Shares of First Republic were in free fall all week. The stock price, which peaked in early February at $147, began the week around $14 and closed Friday at $3.51.
Like SVB, First Republic placed financial bets during a period of ultralow interest rates that soured once the Federal Reserve began raising the cost of credit. Over the past 14 months, the central bank has raised its benchmark lending rate by about 5 percentage points, the fastest pace in roughly 40 years.
Higher rates have become a money-losing proposition for the San Francisco-based bank.
It is earning a return of around 3 percent on the government securities it owns and on more than $100 billion in residential mortgages, which were issued when rates were lower. But now it must pay almost 5 percent for fresh funds from the Fed and the Federal Home Loan Banks.
So the bank is locked into long-term bets that generate limited returns while having to pay ever increasing amounts to obtain new money for its business.
Moreover, First Republic catered to a wealthy customer base, which meant many of its accounts exceeded the federal deposit insurance limit of $250,000 per account. Almost half of the bank’s $104 billion in deposits was uninsured.
So when the rapid-fire failures last month of SVB and Signature Bank of New York raised concerns about the industry’s soundness, rattled depositors fled First Republic. Bank executives said earlier this week they had lost more than $100 billion in deposits in recent weeks.

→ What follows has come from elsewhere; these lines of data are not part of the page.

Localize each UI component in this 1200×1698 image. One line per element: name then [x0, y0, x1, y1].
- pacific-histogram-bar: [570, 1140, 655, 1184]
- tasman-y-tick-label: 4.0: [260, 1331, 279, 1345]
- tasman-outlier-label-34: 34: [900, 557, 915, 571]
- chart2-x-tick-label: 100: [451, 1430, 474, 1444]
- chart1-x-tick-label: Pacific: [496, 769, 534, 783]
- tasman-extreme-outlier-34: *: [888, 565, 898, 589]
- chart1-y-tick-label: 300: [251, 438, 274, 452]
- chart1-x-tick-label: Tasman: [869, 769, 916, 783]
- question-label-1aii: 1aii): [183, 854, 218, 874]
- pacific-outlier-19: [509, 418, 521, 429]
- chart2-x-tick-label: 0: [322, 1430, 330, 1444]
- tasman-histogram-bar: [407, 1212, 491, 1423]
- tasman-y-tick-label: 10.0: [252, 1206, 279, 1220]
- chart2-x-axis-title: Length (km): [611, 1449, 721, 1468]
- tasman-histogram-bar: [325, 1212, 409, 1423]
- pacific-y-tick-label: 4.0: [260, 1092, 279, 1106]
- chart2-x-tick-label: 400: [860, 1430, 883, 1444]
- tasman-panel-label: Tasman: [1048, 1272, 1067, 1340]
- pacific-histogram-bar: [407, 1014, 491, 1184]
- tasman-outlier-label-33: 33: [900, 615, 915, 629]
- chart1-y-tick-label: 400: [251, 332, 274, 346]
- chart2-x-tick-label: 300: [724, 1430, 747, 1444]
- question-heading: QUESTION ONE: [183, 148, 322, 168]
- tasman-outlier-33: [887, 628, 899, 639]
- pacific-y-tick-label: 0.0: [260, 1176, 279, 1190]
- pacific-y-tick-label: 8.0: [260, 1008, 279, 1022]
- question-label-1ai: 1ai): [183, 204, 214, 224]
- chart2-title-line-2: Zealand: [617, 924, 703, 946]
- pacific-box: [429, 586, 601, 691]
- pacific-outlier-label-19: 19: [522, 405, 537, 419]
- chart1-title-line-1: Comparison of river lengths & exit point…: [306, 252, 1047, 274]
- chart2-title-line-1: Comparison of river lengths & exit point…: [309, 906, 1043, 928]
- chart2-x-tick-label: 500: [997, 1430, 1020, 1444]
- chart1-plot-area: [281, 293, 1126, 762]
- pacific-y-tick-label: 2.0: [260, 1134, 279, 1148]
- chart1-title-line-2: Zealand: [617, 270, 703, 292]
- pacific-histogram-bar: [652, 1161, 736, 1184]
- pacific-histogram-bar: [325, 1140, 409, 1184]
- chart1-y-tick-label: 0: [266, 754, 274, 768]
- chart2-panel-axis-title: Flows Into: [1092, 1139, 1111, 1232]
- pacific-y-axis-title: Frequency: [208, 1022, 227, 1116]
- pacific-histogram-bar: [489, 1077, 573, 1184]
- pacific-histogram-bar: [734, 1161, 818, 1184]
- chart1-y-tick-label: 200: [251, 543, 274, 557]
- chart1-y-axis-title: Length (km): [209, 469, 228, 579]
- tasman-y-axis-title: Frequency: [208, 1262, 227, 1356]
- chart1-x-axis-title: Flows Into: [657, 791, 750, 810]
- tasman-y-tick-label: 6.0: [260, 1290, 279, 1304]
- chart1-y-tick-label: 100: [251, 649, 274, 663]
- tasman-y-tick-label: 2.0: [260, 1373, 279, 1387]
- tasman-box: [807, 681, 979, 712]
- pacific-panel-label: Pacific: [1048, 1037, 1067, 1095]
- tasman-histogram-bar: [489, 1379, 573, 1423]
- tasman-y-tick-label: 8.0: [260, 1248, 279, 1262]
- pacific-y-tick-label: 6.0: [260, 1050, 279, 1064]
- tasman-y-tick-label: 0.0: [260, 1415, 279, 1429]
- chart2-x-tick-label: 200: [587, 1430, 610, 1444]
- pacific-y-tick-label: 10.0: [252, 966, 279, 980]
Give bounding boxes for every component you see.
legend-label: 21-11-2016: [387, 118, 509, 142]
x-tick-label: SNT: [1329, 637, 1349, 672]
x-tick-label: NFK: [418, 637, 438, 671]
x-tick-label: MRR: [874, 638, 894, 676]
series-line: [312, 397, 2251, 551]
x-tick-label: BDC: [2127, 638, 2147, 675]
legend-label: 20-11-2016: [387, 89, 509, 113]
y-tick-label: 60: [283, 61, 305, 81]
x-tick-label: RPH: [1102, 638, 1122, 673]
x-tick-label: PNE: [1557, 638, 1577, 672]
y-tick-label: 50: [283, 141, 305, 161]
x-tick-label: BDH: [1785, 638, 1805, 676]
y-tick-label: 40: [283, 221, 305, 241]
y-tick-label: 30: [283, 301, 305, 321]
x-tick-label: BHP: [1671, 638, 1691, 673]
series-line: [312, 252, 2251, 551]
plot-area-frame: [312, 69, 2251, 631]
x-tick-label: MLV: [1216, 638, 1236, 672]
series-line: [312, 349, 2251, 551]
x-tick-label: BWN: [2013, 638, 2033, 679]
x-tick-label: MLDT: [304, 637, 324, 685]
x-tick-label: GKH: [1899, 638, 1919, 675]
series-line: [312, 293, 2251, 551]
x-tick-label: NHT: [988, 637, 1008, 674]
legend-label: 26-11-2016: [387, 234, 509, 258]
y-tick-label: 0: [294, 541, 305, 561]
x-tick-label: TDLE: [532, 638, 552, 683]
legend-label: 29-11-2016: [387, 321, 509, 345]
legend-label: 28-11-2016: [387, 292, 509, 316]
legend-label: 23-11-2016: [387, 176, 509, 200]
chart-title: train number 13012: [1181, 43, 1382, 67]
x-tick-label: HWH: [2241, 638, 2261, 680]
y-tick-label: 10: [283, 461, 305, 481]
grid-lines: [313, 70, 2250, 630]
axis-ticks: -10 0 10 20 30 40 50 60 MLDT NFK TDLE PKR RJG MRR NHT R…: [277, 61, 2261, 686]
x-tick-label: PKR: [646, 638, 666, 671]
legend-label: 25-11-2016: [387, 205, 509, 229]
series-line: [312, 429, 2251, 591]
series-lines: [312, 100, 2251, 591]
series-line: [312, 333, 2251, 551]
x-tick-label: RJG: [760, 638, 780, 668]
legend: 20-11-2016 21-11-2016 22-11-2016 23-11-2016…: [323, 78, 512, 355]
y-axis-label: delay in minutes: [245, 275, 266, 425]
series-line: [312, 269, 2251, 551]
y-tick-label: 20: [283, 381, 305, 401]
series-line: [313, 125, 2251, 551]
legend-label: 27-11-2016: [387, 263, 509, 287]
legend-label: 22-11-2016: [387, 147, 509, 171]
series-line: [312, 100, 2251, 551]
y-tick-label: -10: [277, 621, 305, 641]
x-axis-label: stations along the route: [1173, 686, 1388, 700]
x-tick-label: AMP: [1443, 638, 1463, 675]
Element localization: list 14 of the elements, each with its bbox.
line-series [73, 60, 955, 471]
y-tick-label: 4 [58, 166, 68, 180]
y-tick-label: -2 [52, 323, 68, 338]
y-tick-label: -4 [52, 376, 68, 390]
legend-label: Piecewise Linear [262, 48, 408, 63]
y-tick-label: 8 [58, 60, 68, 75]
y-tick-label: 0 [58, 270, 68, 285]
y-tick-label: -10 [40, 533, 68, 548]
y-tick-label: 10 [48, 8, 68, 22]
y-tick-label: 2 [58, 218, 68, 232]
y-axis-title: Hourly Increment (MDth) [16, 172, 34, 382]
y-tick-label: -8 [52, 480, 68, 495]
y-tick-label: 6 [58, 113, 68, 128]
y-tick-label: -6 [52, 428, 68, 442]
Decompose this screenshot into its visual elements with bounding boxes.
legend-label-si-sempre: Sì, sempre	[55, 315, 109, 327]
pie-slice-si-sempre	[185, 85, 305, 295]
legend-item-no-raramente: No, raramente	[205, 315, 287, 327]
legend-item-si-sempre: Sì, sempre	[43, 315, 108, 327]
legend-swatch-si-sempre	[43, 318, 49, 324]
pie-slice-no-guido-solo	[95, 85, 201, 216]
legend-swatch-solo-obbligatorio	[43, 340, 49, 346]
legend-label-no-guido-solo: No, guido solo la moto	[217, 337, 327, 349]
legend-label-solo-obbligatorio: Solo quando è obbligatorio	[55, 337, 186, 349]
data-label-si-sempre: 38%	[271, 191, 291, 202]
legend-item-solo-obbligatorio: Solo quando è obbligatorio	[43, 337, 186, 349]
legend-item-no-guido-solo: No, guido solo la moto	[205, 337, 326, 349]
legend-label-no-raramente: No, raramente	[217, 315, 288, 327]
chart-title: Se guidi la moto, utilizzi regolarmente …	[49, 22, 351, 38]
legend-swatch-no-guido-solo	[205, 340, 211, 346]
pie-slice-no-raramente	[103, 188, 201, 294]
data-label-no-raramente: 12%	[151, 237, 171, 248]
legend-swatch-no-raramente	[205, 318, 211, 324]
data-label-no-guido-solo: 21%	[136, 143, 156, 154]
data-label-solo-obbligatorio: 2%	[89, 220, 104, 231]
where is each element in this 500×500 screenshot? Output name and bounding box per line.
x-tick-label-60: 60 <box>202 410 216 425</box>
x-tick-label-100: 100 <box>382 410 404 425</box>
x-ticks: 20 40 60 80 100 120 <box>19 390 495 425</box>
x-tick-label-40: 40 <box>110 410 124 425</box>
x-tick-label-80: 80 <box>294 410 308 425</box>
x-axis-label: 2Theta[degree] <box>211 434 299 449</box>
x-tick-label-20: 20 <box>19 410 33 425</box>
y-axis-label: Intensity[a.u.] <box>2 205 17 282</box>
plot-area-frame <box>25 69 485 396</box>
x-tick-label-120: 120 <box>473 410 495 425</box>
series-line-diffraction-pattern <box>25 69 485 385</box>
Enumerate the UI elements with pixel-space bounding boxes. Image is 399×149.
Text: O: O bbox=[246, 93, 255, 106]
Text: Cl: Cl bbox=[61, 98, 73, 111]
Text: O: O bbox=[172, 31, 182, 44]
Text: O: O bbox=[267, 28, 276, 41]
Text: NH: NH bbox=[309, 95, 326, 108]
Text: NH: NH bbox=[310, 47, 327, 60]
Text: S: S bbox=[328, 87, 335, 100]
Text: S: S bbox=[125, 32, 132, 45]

It’s a steep fall for First Republic, which was well-regarded in the banking industry and enjoyed rapid growth in recent years. Over the past four years, its total assets more than doubled to $212 billion, and its workforce grew to more than 7,200 employees from around 4,500.
But the combination of low-yielding assets and a large uninsured deposit base made the bank vulnerable, analysts said.
Some other regional banks might also stumble under the pressure of higher interest rates. But unlike in the 2008 financial crisis, there is little danger of First Republic’s ills infecting the nation’s largest banks. Tighter regulations, including a requirement to hold much more capital in reserve to absorb any losses, makes them safer today than 15 years ago, analysts said.
“This is the last major wobble from a run on all the banks that looked like SVB,” said Steven Kelly, a senior researcher at the Yale Program on Financial Stability. “This is not a run up the food chain of banks that are even bigger.”
Rachel Seigel contributed reporting.